When to stay and when to leave? School nurses make the call
By Eileen DiFranco on Dec 18, 2014 01:31 PM
In his four years of being in high school, Terrell was never sick. So when he showed up in the nurse's office at 8:30 a.m. on a half-day, I knew something was really wrong.
Terrell said his stomach really, really hurt. Juice and crackers for hunger pains and a trip to the bathroom for what I like to call “a morning constitutional” typically cure the vast majority of in-school stomachaches. But not this time. Terrell had a stomach virus and he needed to go home.
There is no magical cure that can be offered in school that will make a student with a stomach virus or the flu well enough to remain in school and concentrate on his/her studies. School nurses are trained to recognize the severity of illnesses and injuries and to treat or refer according to their assessment. Thus, school nurses need to be regarded as the backbone of the health delivery system to our schoolchildren.
In these days of scarce health resources and duplication of services, school nurses actually save the health system money by preventing unnecessary office and emergency room visits. In terms of health care delivery, they are a bargain. A student who has a stomachache in school usually needs to use the bathroom, not the services of a doctor.

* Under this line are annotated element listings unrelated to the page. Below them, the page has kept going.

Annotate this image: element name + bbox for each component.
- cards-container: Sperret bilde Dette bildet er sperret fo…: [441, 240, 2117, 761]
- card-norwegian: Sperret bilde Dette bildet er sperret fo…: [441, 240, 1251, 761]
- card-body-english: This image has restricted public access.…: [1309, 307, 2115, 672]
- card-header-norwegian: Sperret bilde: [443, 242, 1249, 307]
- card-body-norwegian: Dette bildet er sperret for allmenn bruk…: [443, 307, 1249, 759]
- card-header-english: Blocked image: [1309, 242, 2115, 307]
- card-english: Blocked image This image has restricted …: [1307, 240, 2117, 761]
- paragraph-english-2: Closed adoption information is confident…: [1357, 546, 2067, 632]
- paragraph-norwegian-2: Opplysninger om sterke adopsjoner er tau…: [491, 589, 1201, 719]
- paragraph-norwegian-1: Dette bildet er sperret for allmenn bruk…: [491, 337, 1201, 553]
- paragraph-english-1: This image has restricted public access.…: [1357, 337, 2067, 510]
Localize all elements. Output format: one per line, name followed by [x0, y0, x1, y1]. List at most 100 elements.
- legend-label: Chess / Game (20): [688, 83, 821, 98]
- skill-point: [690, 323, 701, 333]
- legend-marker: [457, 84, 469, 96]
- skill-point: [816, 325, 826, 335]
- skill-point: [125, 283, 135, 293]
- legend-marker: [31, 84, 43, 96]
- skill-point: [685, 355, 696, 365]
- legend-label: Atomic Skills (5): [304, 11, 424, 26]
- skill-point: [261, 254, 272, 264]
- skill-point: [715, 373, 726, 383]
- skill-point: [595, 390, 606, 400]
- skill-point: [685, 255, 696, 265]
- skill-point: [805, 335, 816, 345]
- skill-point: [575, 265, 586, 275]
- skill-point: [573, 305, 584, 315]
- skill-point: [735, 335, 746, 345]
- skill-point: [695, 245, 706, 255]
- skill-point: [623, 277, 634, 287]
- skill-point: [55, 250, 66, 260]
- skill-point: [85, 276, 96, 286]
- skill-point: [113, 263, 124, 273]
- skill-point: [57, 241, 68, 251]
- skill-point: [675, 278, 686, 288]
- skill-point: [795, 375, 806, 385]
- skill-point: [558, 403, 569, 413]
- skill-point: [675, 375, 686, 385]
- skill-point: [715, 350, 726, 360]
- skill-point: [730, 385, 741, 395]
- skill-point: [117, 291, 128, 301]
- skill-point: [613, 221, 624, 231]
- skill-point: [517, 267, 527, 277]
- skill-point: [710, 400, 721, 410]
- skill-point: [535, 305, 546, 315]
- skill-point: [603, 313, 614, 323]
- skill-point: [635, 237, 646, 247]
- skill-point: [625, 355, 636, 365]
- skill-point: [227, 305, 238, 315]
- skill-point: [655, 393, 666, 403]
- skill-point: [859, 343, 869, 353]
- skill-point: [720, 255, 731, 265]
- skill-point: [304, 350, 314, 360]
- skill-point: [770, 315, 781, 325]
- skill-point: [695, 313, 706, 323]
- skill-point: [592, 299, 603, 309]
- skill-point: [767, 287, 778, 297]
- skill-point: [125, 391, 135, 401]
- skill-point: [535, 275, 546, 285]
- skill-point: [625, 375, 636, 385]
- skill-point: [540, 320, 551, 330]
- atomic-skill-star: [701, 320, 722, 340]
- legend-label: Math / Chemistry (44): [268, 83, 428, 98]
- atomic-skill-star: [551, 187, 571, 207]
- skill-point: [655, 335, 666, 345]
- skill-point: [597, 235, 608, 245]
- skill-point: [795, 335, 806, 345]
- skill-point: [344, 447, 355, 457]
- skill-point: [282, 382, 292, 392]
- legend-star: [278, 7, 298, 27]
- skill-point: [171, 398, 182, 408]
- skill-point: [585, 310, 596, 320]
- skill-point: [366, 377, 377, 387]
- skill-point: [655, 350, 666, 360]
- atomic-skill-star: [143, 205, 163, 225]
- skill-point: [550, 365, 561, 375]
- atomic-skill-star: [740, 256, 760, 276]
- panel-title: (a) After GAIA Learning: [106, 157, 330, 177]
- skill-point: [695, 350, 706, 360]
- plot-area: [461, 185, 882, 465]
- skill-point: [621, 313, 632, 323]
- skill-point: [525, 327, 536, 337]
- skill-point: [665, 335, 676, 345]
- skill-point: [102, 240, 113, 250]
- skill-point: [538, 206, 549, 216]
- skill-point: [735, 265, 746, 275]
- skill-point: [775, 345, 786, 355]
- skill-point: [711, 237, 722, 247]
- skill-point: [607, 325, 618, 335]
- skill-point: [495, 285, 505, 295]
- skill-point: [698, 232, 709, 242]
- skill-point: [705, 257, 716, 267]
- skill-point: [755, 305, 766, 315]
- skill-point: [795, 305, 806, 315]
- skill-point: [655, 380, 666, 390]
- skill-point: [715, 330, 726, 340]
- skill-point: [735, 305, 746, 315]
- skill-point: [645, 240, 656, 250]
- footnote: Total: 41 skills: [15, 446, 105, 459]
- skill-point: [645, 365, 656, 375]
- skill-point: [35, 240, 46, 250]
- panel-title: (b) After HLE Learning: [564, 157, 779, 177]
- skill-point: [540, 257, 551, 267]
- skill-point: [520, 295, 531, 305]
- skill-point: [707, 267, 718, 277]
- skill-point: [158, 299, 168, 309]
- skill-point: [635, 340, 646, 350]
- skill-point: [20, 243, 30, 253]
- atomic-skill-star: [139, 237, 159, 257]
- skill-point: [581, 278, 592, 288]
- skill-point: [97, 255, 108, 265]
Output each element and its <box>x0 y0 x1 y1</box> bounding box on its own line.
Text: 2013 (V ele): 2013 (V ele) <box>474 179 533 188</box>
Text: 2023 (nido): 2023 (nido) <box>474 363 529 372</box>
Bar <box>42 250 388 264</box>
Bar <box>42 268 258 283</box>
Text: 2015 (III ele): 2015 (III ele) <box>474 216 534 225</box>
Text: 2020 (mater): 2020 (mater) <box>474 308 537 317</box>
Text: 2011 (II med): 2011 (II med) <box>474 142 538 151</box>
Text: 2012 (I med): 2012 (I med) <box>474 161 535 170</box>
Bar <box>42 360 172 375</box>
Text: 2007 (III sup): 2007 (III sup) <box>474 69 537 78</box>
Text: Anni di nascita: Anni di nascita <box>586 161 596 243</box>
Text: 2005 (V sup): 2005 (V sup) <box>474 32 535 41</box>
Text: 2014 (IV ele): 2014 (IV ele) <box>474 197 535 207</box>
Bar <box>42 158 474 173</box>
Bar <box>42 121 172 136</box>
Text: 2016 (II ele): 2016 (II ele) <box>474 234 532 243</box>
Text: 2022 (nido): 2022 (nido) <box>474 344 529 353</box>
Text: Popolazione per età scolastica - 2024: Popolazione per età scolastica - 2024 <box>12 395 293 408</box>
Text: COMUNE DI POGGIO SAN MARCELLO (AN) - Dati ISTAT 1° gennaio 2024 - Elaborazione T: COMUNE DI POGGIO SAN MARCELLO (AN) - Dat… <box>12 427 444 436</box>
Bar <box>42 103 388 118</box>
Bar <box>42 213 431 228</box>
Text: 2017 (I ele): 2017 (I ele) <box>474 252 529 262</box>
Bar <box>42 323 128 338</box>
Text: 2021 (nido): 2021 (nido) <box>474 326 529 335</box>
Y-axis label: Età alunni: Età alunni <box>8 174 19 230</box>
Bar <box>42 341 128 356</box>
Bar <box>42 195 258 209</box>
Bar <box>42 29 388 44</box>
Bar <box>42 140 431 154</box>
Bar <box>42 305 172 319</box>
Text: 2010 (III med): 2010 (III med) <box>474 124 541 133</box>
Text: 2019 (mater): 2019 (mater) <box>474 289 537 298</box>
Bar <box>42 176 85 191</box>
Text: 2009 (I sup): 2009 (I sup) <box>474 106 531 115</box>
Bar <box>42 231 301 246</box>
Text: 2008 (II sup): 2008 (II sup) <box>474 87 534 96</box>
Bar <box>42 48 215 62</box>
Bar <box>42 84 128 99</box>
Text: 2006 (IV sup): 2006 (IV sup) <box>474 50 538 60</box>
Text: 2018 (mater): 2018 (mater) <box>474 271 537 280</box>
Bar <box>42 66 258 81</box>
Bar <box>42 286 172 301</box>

I’ve been a school nurse for almost 25 years. What I have found is that for every hundred students I see, perhaps three are sick enough to go home and maybe one might be sick enough to require medical attention. The vast majority of student illnesses revolve around seasonal illnesses, like the flu, which are usually both mild and limited.
The very good news is that children are our healthiest population. School nurses know this because they work from a public health model, which promotes the health of children, rather than from a medical model, which sees a problem in every symptom that needs to be treated.
This is not to say that children do not have significant health issues while they’re in school. Some students have digestive issues that result from diet and elimination problems. Kids who don’t eat fruits and vegetables become constipated. Kids who are malnourished or follow a junk food diet often get chronic stomach pains and headaches. Many other stomachaches and headaches are a direct result of stress and mental health problems. Poverty does terrible things to children. School nurses manage a steady stream of these students every day and meet their needs through health education, referrals, and tender loving care.
This winter season, my days are filled with stomach viruses, colds, coughs, and sore throats, none of which require medical attention. Some, like Terrell, need to go home. Most, however, can take Tylenol for their headaches and sore throats and remain in school. I have several girls close to delivery who are having pre-labor contractions. I have my diabetics, some of whom can have very low or very high blood sugar at any point in time. I am monitoring the blood pressure of several students as their nurses are busy from the beginning of the school day until dismissal.
Several things should be perfectly clear. Certified school nurses have a proven track record of providing health services to Philadelphia’s children. They keep children in school when their health allows it and send them home when they are too sick to stay. All children in school are entitled to use the services of the school nurse. As two students' deaths have sadly proven, schools without nurses are dangerous places for children.
Eileen M. DiFranco, R.N., is a certified school nurse who has proudly served the schoolchildren of Philadelphia for 23 years. She is a lifelong resident of Philadelphia.
The opinions expressed are solely those of the author.